Au Congrès, les soutiens à la politique sioniste de l’État d’Israël ont également pris position contre les mobilisations. Parmi eux, on retrouve beaucoup de ceux qui tentent déjà de saper l’enseignement public, de décrédibiliser les enseignants et d’étouffer l’enseignement honnête de toute histoire ou perspective qui remettrait en cause leur conception religieuse de ce que les États-Unis devraient être. En décembre, ils ont convoqué et attaqué les présidents de l’université de Harvard et du MIT (Massachusetts Institute of Technology) [à Cambridge près de Boston] et de l’université de Pennsylvanie, les obligeant soit à adopter une politique plus ferme pour mettre fin aux manifestations soit à démissionner.
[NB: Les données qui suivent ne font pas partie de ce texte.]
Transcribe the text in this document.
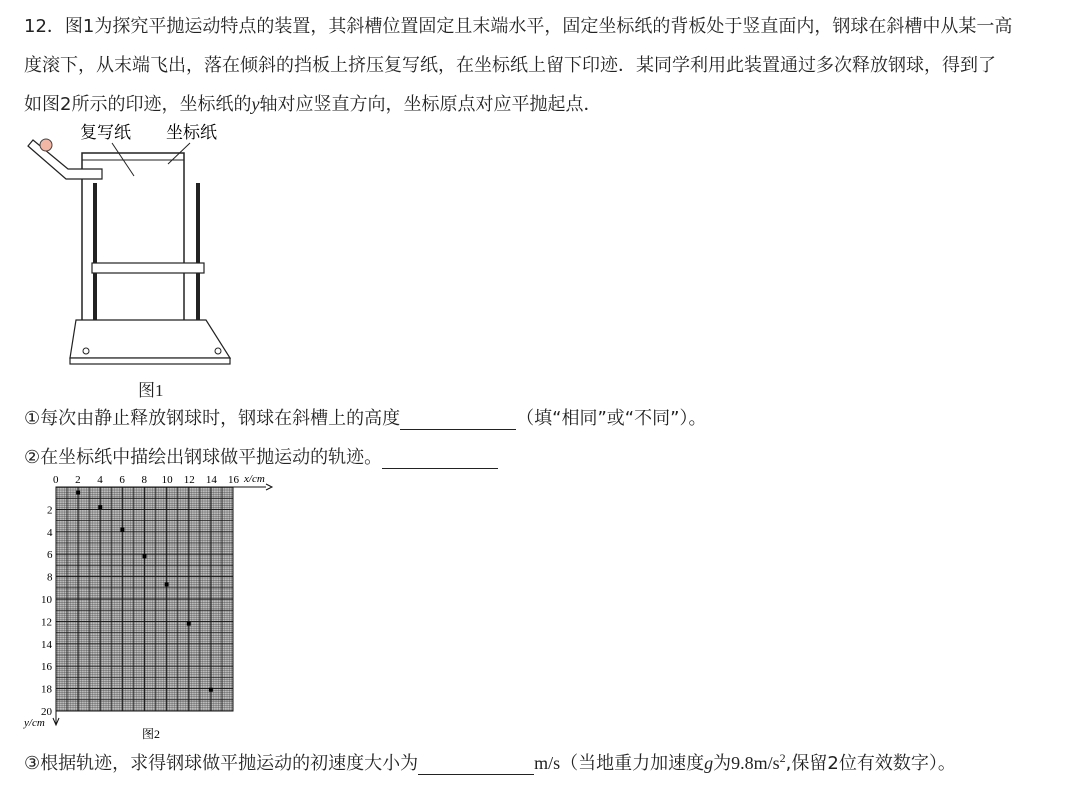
12．图1为探究平抛运动特点的装置，其斜槽位置固定且末端水平，固定坐标纸的背板处于竖直面内，钢球在斜槽中从某一高
度滚下，从末端飞出，落在倾斜的挡板上挤压复写纸，在坐标纸上留下印迹．某同学利用此装置通过多次释放钢球，得到了
如图2所示的印迹，坐标纸的y轴对应竖直方向，坐标原点对应平抛起点．
复写纸 坐标纸
图1
①每次由静止释放钢球时，钢球在斜槽上的高度	（填“相同”或“不同”）。
②在坐标纸中描绘出钢球做平抛运动的轨迹。
x/cm
y/cm
0 2 4 6 8 10 12 14 16
2
4
6
8
10
12
14
16
18
20
图2
③根据轨迹，求得钢球做平抛运动的初速度大小为	m/s（当地重力加速度g为$9.8m/s^2$,保留2位有效数字）。
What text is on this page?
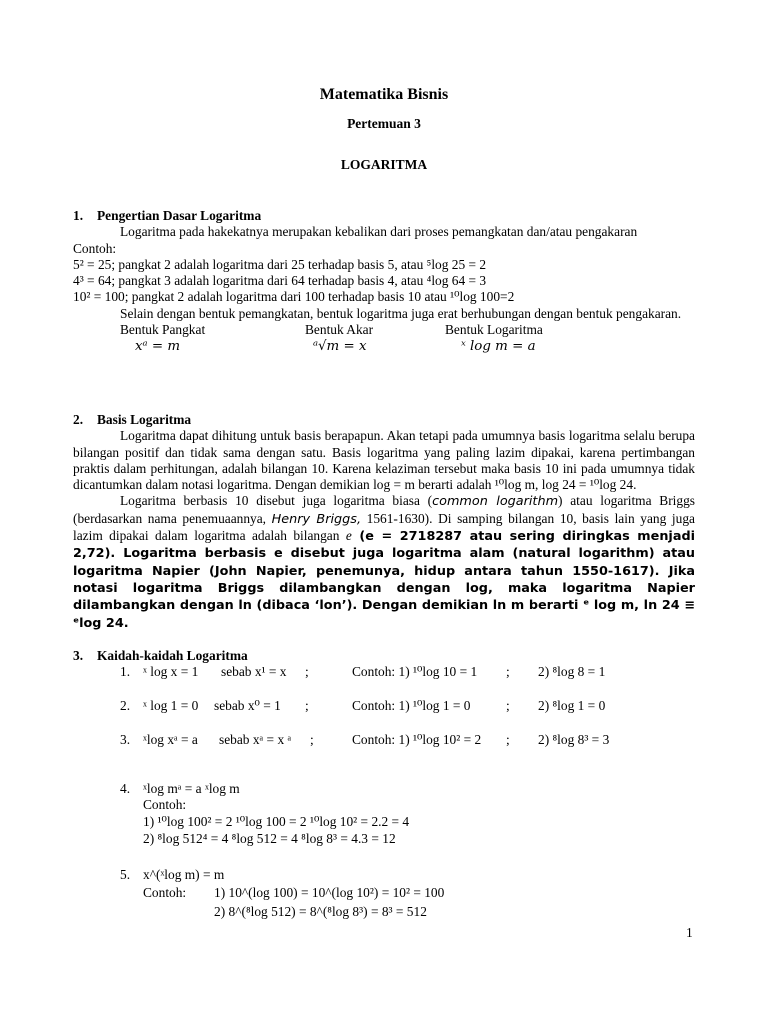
Matematika Bisnis
Pertemuan 3
LOGARITMA
1. Pengertian Dasar Logaritma

Logaritma pada hakekatnya merupakan kebalikan dari proses pemangkatan dan/atau pengakaran

Contoh:

5² = 25; pangkat 2 adalah logaritma dari 25 terhadap basis 5, atau ⁵log 25 = 2

4³ = 64; pangkat 3 adalah logaritma dari 64 terhadap basis 4, atau ⁴log 64 = 3

10² = 100; pangkat 2 adalah logaritma dari 100 terhadap basis 10 atau ¹⁰log 100=2

Selain dengan bentuk pemangkatan, bentuk logaritma juga erat berhubungan dengan bentuk pengakaran.

Bentuk Pangkat	Bentuk Akar	Bentuk Logaritma
xᵃ = m	ᵃ√m = x	ˣ log m = a
2. Basis Logaritma

Logaritma dapat dihitung untuk basis berapapun. Akan tetapi pada umumnya basis logaritma selalu berupa bilangan positif dan tidak sama dengan satu. Basis logaritma yang paling lazim dipakai, karena pertimbangan praktis dalam perhitungan, adalah bilangan 10. Karena kelaziman tersebut maka basis 10 ini pada umumnya tidak dicantumkan dalam notasi logaritma. Dengan demikian log = m berarti adalah ¹⁰log m, log 24 = ¹⁰log 24.

Logaritma berbasis 10 disebut juga logaritma biasa (common logarithm) atau logaritma Briggs (berdasarkan nama penemuaannya, Henry Briggs, 1561-1630). Di samping bilangan 10, basis lain yang juga lazim dipakai dalam logaritma adalah bilangan e (e = 2718287 atau sering diringkas menjadi 2,72). Logaritma berbasis e disebut juga logaritma alam (natural logarithm) atau logaritma Napier (John Napier, penemunya, hidup antara tahun 1550-1617). Jika notasi logaritma Briggs dilambangkan dengan log, maka logaritma Napier dilambangkan dengan ln (dibaca ‘lon’). Dengan demikian ln m berarti ᵉ log m, ln 24 ≡ ᵉlog 24.

3. Kaidah-kaidah Logaritma
1. ˣ log x = 1 sebab x¹ = x ;	Contoh: 1) ¹⁰log 10 = 1 ; 2) ⁸log 8 = 1
2. ˣ log 1 = 0 sebab x⁰ = 1 ;	Contoh: 1) ¹⁰log 1 = 0	; 2) ⁸log 1 = 0
3. ˣlog xᵃ = a sebab xᵃ = x ᵃ ;	Contoh: 1) ¹⁰log 10² = 2 ; 2) ⁸log 8³ = 3
4. ˣlog mᵃ = a ˣlog m
Contoh:
1) ¹⁰log 100² = 2 ¹⁰log 100 = 2 ¹⁰log 10² = 2.2 = 4
2) ⁸log 512⁴ = 4 ⁸log 512 = 4 ⁸log 8³ = 4.3 = 12
5. x^(ˣlog m) = m
Contoh: 1) 10^(log 100) = 10^(log 10²) = 10² = 100
2) 8^(⁸log 512) = 8^(⁸log 8³) = 8³ = 512
1
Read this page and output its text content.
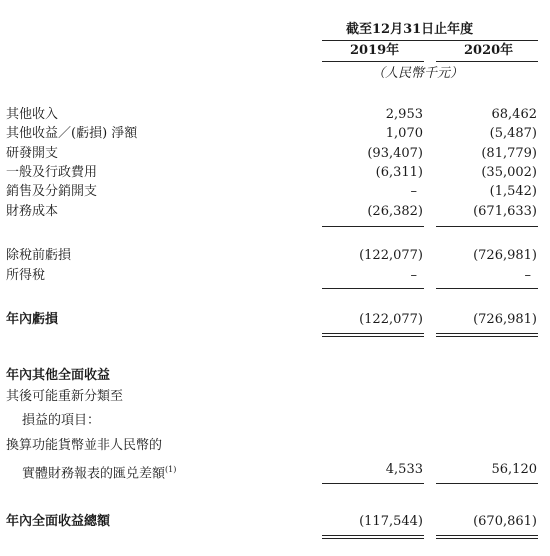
截至12月31日止年度
2019年	2020年
（人民幣千元）
其他收入	2,953	68,462
其他收益／(虧損) 淨額	1,070	(5,487)
研發開支	(93,407)	(81,779)
一般及行政費用	(6,311)	(35,002)
銷售及分銷開支	–	(1,542)
財務成本	(26,382)	(671,633)
除稅前虧損	(122,077)	(726,981)
所得稅	–	–
年內虧損	(122,077)	(726,981)
年內其他全面收益
其後可能重新分類至
損益的項目：
換算功能貨幣並非人民幣的
實體財務報表的匯兑差額$^{(1)}$	4,533	56,120
年內全面收益總額	(117,544)	(670,861)
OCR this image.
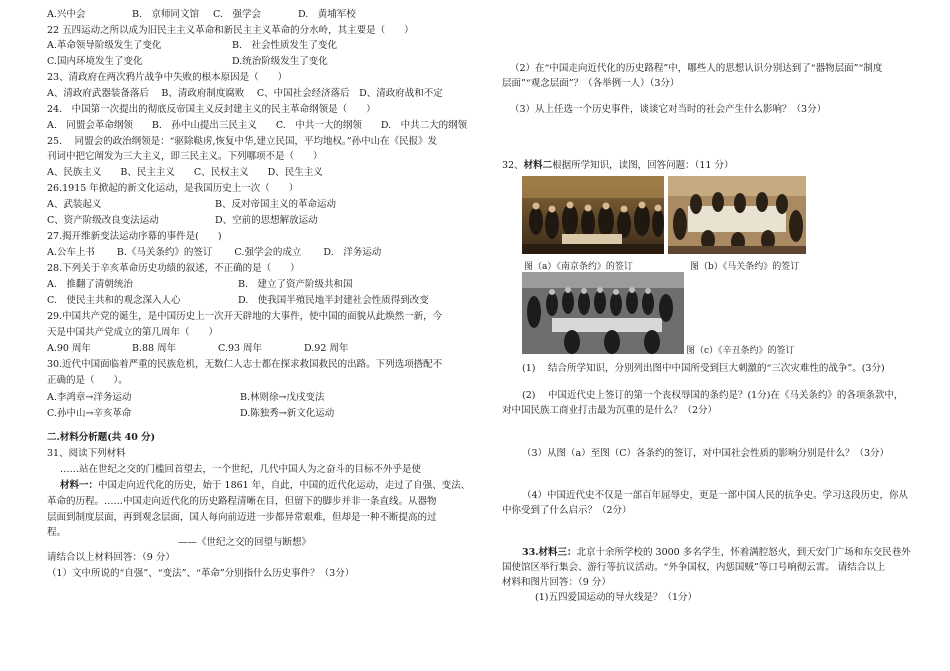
A.兴中会	B.　京师同文馆 C.　强学会	D.　黄埔军校
22 五四运动之所以成为旧民主主义革命和新民主主义革命的分水岭，其主要是（　　）
A.革命领导阶级发生了变化	B.　社会性质发生了变化
C.国内环境发生了变化	D.统治阶级发生了变化
23、清政府在两次鸦片战争中失败的根本原因是（　　）
A、清政府武器装备落后　 B、清政府制度腐败　 C、中国社会经济落后　D、清政府战和不定
24.　中国第一次提出的彻底反帝国主义反封建主义的民主革命纲领是（　　）
A.　同盟会革命纲领　　B.　孙中山提出三民主义　　C.　中共一大的纲领　　D.　中共二大的纲领
25.　 同盟会的政治纲领是：“驱除鞑虏,恢复中华,建立民国，平均地权。”孙中山在《民报》发
刊词中把它阐发为三大主义，即三民主义。下列哪项不是（　　）
A、民族主义　　B、民主主义　　C、民权主义　　D、民生主义
26.1915 年掀起的新文化运动，是我国历史上一次（　　）
A、武装起义	B、反对帝国主义的革命运动
C、资产阶级改良变法运动	D、空前的思想解放运动
27.揭开维新变法运动序幕的事件是(　　)
A.公车上书　　 B.《马关条约》的签订　　 C.强学会的成立　　 D.　洋务运动
28.下列关于辛亥革命历史功绩的叙述，不正确的是（　　）
A.　推翻了清朝统治	B.　建立了资产阶级共和国
C.　使民主共和的观念深入人心	D.　使我国半殖民地半封建社会性质得到改变
29.中国共产党的诞生，是中国历史上一次开天辟地的大事件，使中国的面貌从此焕然一新，今
天是中国共产党成立的第几周年（　　）
A.90 周年	B.88 周年	C.93 周年	D.92 周年
30.近代中国面临着严重的民族危机，无数仁人志士都在探求救国救民的出路。下列选项搭配不
正确的是（　　）。
A.李鸿章→洋务运动	B.林则徐→戊戌变法
C.孙中山→辛亥革命	D.陈独秀→新文化运动
二.材料分析题(共 40 分)
31、阅读下列材料
……站在世纪之交的门槛回首望去，一个世纪，几代中国人为之奋斗的目标不外乎是使
材料一：中国走向近代化的历史，始于 1861 年，自此，中国的近代化运动，走过了自强、变法、
革命的历程。……中国走向近代化的历史路程清晰在目，但留下的脚步并非一条直线。从器物
层面到制度层面，再到观念层面，国人每向前迈进一步都异常艰难，但却是一种不断提高的过
程。
——《世纪之交的回望与断想》
请结合以上材料回答：（9 分）
（1）文中所说的“自强”、“变法”、“革命”分别指什么历史事件？（3分）
（2）在“中国走向近代化的历史路程”中，哪些人的思想认识分别达到了“器物层面”“制度
层面”“观念层面”？（各举例一人）（3分）
（3）从上任选一个历史事件，谈谈它对当时的社会产生什么影响？（3分）
32、材料二根据所学知识，读图，回答问题：（11 分）
图（a）《南京条约》的签订	图（b）《马关条约》的签订
图（c）《辛丑条约》的签订
(1)　 结合所学知识，分别列出图中中国所受到巨大刺激的“三次灾难性的战争”。(3分)
(2)　 中国近代史上签订的第一个丧权辱国的条约是？(1分)在《马关条约》的各项条款中，
对中国民族工商业打击最为沉重的是什么？（2分）
（3）从图（a）至图（C）各条约的签订，对中国社会性质的影响分别是什么？（3分）
（4）中国近代史不仅是一部百年屈辱史，更是一部中国人民的抗争史。学习这段历史，你从
中你受到了什么启示？（2分）
33.材料三：北京十余所学校的 3000 多名学生，怀着满腔怒火，到天安门广场和东交民巷外
国使馆区举行集会、游行等抗议活动。“外争国权，内惩国贼”等口号响彻云霄。 请结合以上
材料和图片回答：（9 分）
(1)五四爱国运动的导火线是？（1分）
En mars, en réponse aux étudiants mobilisés de l’université Vanderbilt, dans le Tennessee, le président de l’université a unilatéralement annulé un vote de l’association des étudiants sur le désinvestissement d’Israël, puis a suspendu et menacé d’expulser les étudiants qui protestaient contre cette attaque flagrante de leur liberté d’expression.
Cet affrontement a finalement atteint son paroxysme la semaine dernière lorsque la présidente de l’université de Columbia, Nemat Shafik, a été auditionnée au Congrès. Pendant des mois, les étudiants mobilisés ont exigé que l’université soit transparente sur les liens financiers qu’elle entretient avec Israël et les entreprises israéliennes, qu’elle se désengage de ces investissements et que les étudiants soient autorisés à exprimer leur droit à la liberté d’expression sans être menacés, suspendus ou sanctionnés d’une quelconque manière. À l’occasion de son témoignage, plus d’une centaine d’étudiants ont installé des tentes sur la pelouse principale du campus afin de l’occuper jusqu’à ce que leurs revendications soient satisfaites.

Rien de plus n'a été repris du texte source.